Stéphane Lemaire a peut-être trouvé la solution miracle. Directeur de recherche au Laboratoire de biologie computationnelle et quantitative (Sorbonne Université / CNRS), il est également directeur scientifique de Biomemory, une société spécialisée dans le stockage de données sur ADN. Dans nos ordinateurs, les données numériques sont codées en écriture binaire, des suites de 0 et de 1. Biomemory traduit ces données en langage ADN, une combinaison des lettres A, T, C et G. Cette suite permet d’obtenir une séquence ADN, multipliée en laboratoire grâce à des bactéries. Les informations sont simplement stockées sur une molécule.

Biomemory a ainsi permis d’encoder la Déclaration des droits de l’Homme et du citoyen de 1789 en langage ADN. Microscopique, l’ADN offre des possibilités de stockage presque infinies.
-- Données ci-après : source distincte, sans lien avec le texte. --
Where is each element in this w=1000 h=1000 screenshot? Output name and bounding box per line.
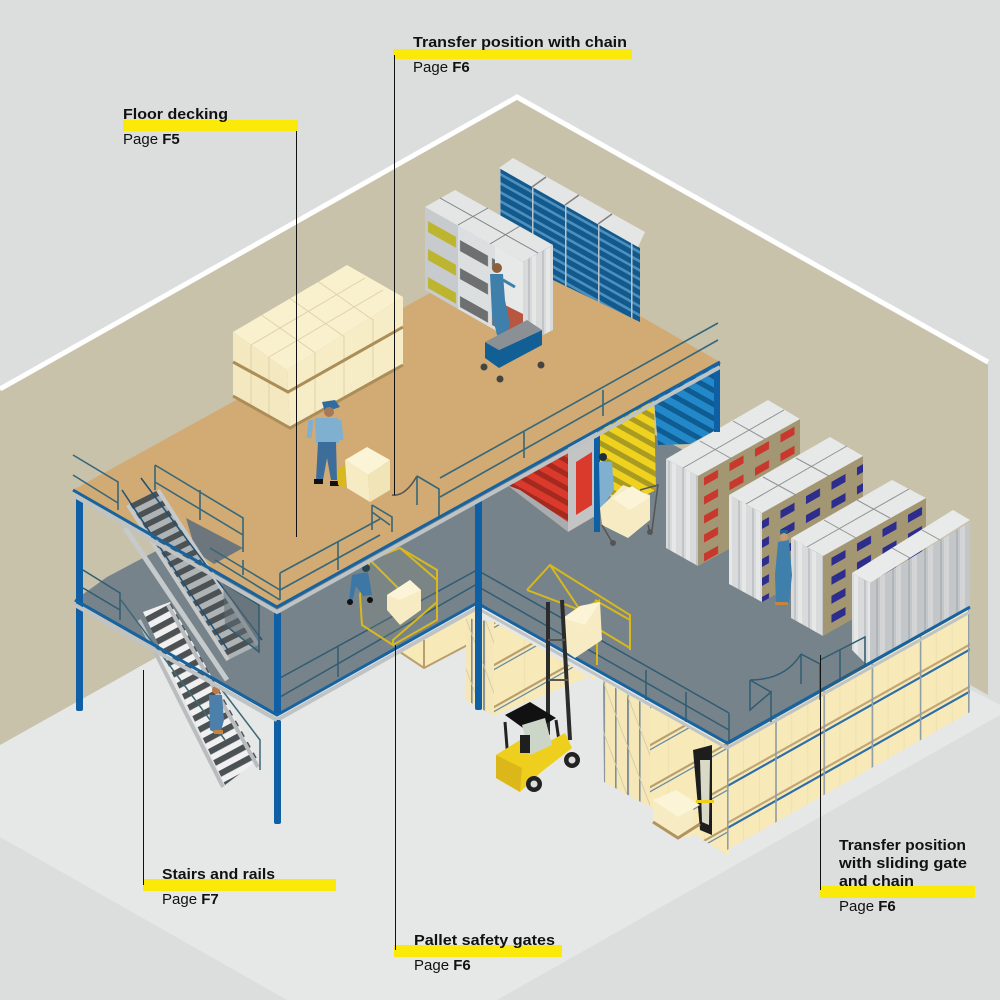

Une simple petite capsule de métal permettrait ainsi de contenir 100 milliards de Déclarations des droits de l’Homme ! Plus incroyable encore, toutes les informations du monde pourraient être stockées sur seulement 100 grammes d’ADN, l’équivalent d’une tablette de chocolat. Alors, adieu les data centers énergivores ? "L’ADN est considéré comme la meilleure solution dont on dispose pour remplacer nos supports de stockage de manière écoresponsable", souligne Stéphane Lemaire. La technologie, qui coûte encore cher et ne permet pas pour l'instant de stocker de façon massive des données à récupérer rapidement, intéresse les géants du secteur, dont Microsoft. Mais elle est d’ores et déjà fonctionnelle.